A l’occasion du Monde Festival, la présidente de la FNSEA est venue débattre avec Brigitte Gothière, porte-parole de l’association L214 qui prône l’égalité entre espèces et l’abolition de l’élevage. Devant une salle partagée, Christiane Lambert a su, à de nombreuses reprises, soulever les incohérences et trouver les mots pour défendre son métier, insistant sur les progrès réalisés par les éleveurs en matière de bien-être animal.
« Pour nous, les animaux ne doivent pas être des ressources alimentaires », a rappelé d’emblée Brigitte Gothière, porte-parole de l’association L214, lors du débat organisé le 23 septembre par le Monde Festival et intitulé « Demain, tous végans ? ». Une posture logiquement inacceptable pour Christiane Lambert, la présidente de la FNSEA, qui intervenait face à elle et qui de son côté « ne croi[ t ] pas à un monde végan ». « Les nutritionnistes le disent, on a besoin de lait, de viande, pour être en bonne santé », ajoute-t-elle. Une affirmation néanmoins contestée par Renan Larue, professeur d’université qui vient de créer un cours sur le véganisme à l’université de Californie. Pour lui, « un régime végétarien ou végétarien bien équilibré apporte tous les nutriments » et rend donc inutile l’exploitation animale. « On devrait élargir aux animaux de rente la logique qui fait que l’on condamne les mauvais traitements sur les animaux de compagnie », ajoute-t-il. « Une société végan existe déjà ici et maintenant, poursuit-il, puisque les végans parviennent très bien à vivre parmi nous ». Derrière la question de la philosophie de vie se pose néanmoins celle de la demande du consommateur qui, à plus de 97 %, continue à vouloir consommer de la viande. Et si Brigitte Gothière estime que les vidéos de son association ont pour but de « recréer le lien entre la viande dans l’assiette et l’animal qui existait avant », Christiane Lambert tient elle aussi à mettre sur le devant de la scène un certain nombre de vérités méconnues sur l’élevage. « Il n’y a qu’une seule ferme de 1 000 vaches en France, 98 % des exploitations françaises comptent moins de 150 vaches, pour une taille moyenne de 56 vaches », explique-t-elle. De même pour l’élevage porcin, où la moyenne française tourne autour de 180 truies, « loin des élevages de 5 000 truies en Allemagne, de 10 000 truies en Pologne, ou même de 54 000 truies en Chine », poursuitelle. « L’élevage industriel est ailleurs, pas en France », tient à souligner la présidente de la FNSEA.
Des éleveurs acteurs du bien-être animal
Si les consommateurs souhaitent encore manger de la viande, les éleveurs savent également que les carnistes ( ceux qui considèrent comme normal le fait de manger de la viande ) sans aucune empathie pour les animaux sont de plus en plus rares, et que la demande sociale pousse à améliorer le bien-être animal dans les élevages.
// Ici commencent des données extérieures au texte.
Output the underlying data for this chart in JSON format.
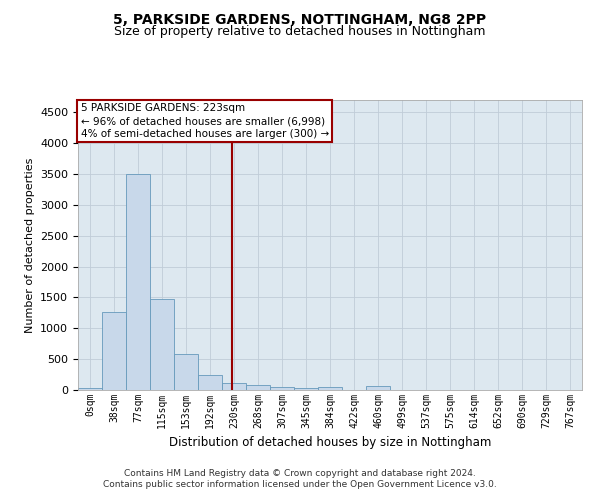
{
  "title1": "5, PARKSIDE GARDENS, NOTTINGHAM, NG8 2PP",
  "title2": "Size of property relative to detached houses in Nottingham",
  "xlabel": "Distribution of detached houses by size in Nottingham",
  "ylabel": "Number of detached properties",
  "bar_labels": [
    "0sqm",
    "38sqm",
    "77sqm",
    "115sqm",
    "153sqm",
    "192sqm",
    "230sqm",
    "268sqm",
    "307sqm",
    "345sqm",
    "384sqm",
    "422sqm",
    "460sqm",
    "499sqm",
    "537sqm",
    "575sqm",
    "614sqm",
    "652sqm",
    "690sqm",
    "729sqm",
    "767sqm"
  ],
  "bar_values": [
    40,
    1270,
    3500,
    1480,
    580,
    240,
    110,
    80,
    50,
    30,
    50,
    0,
    60,
    0,
    0,
    0,
    0,
    0,
    0,
    0,
    0
  ],
  "bar_color": "#c8d8ea",
  "bar_edge_color": "#6699bb",
  "grid_color": "#c0ccd8",
  "background_color": "#dde8f0",
  "vline_x": 5.93,
  "vline_color": "#990000",
  "annotation_box_text": "5 PARKSIDE GARDENS: 223sqm\n← 96% of detached houses are smaller (6,998)\n4% of semi-detached houses are larger (300) →",
  "annotation_box_color": "#990000",
  "ylim": [
    0,
    4700
  ],
  "yticks": [
    0,
    500,
    1000,
    1500,
    2000,
    2500,
    3000,
    3500,
    4000,
    4500
  ],
  "footer1": "Contains HM Land Registry data © Crown copyright and database right 2024.",
  "footer2": "Contains public sector information licensed under the Open Government Licence v3.0.",
  "title1_fontsize": 10,
  "title2_fontsize": 9,
  "annotation_fontsize": 7.5,
  "footer_fontsize": 6.5,
  "ylabel_fontsize": 8,
  "xlabel_fontsize": 8.5
}
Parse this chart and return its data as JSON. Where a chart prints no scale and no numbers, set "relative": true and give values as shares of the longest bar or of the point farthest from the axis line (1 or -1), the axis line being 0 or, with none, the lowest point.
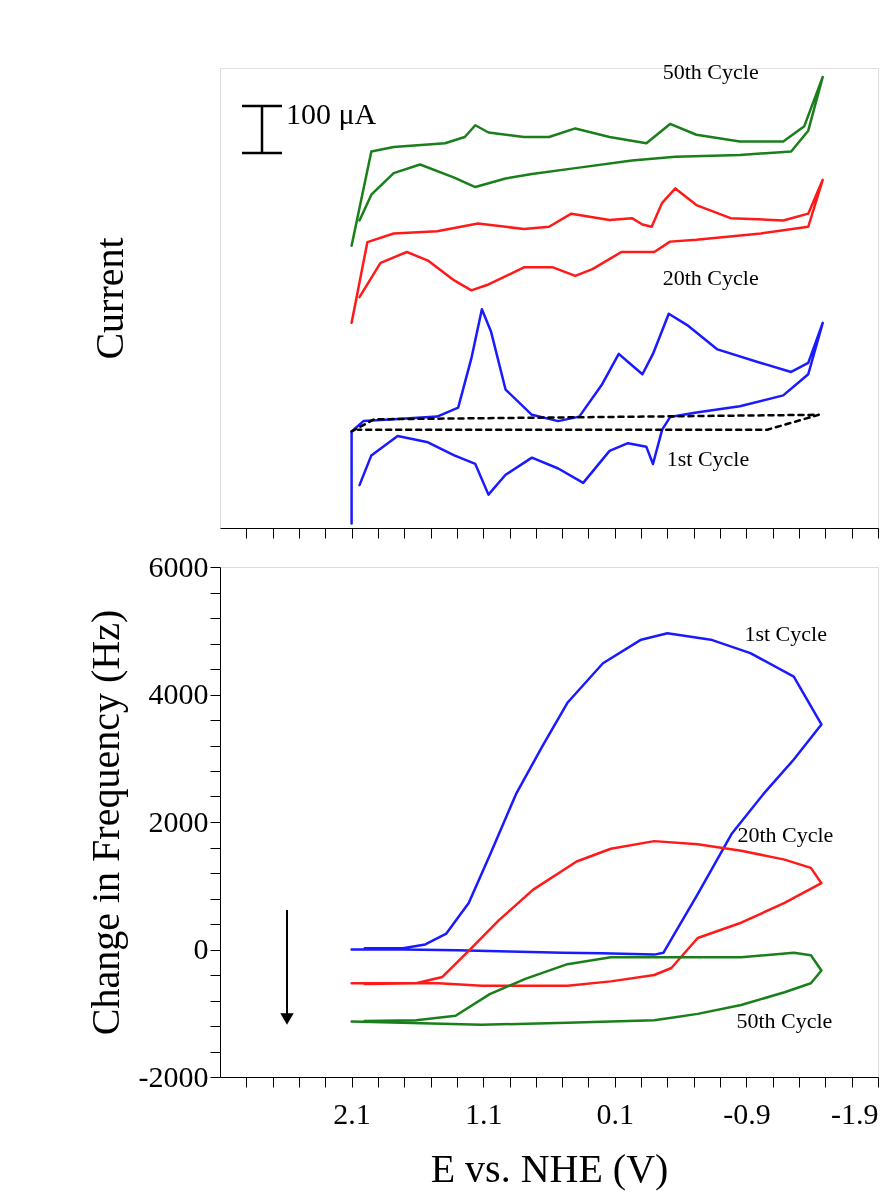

Sous l’impulsion d’ONG welfaristes, de nombreux progrès ont été réalisés. « Oui, il y a 15-20 ans, le sujet du bien-être animal n’était pas une préoccupation majeure, mais aujourd’hui, quand les éleveurs ont la possibilité de reconstruire et de moderniser leurs bâtiments, ces préoccupations sont prises en compte », explique Christiane Lambert. Et ce, sans aucun retour économique derrière. « Vous, vous parlez, mais nous on agit : ce sont les éleveurs qui prennent les risques, qui investissent », et qui pourtant continuent d’être stigmatisés par des associations anti-viande qui prétendent « prôner la paix et la justice ». La présidente de la FNSEA évoque la charte pour le bien-être animal, mise en place il y a plusieurs années par les professionnels, et les nombreux progrès réalisés pour le confort des animaux, que ce soit au niveau de l’espace ou du couchage. Sans compter que les bâtiments, souvent décriés par les associations comme source de malêtre comparativement au plein air, ont aussi un rôle de protection : « en plein soleil l’été, les cochons qui ont la peau très sensible prennent des coups de soleil, à l’inverse en hiver les truies ne laissent pas leurs petits téter leurs mamelles gercées » énumère Christiane Lambert. « Les instituts de recherche aujourd’hui travaillent pour mieux comprendre les comportements des animaux et identifier leurs besoins », et les éleveurs s’inscrivent pleinement dans cette dynamique. « Je crois à un monde où l’élevage perdure en répondant pleinement aux attentes de la société concernant le bien-être animal, mais cela suppose aussi une rentabilité économique : aujourd’hui, la moitié des éleveurs gagnent moins de 350 € par mois ! », rappelle la présidente, en conclusion d’un débat qui, s’il n’aura pas permis d’accorder les positions, a eu le mérite d’exposer clairement et sans caricature les arguments de chacun.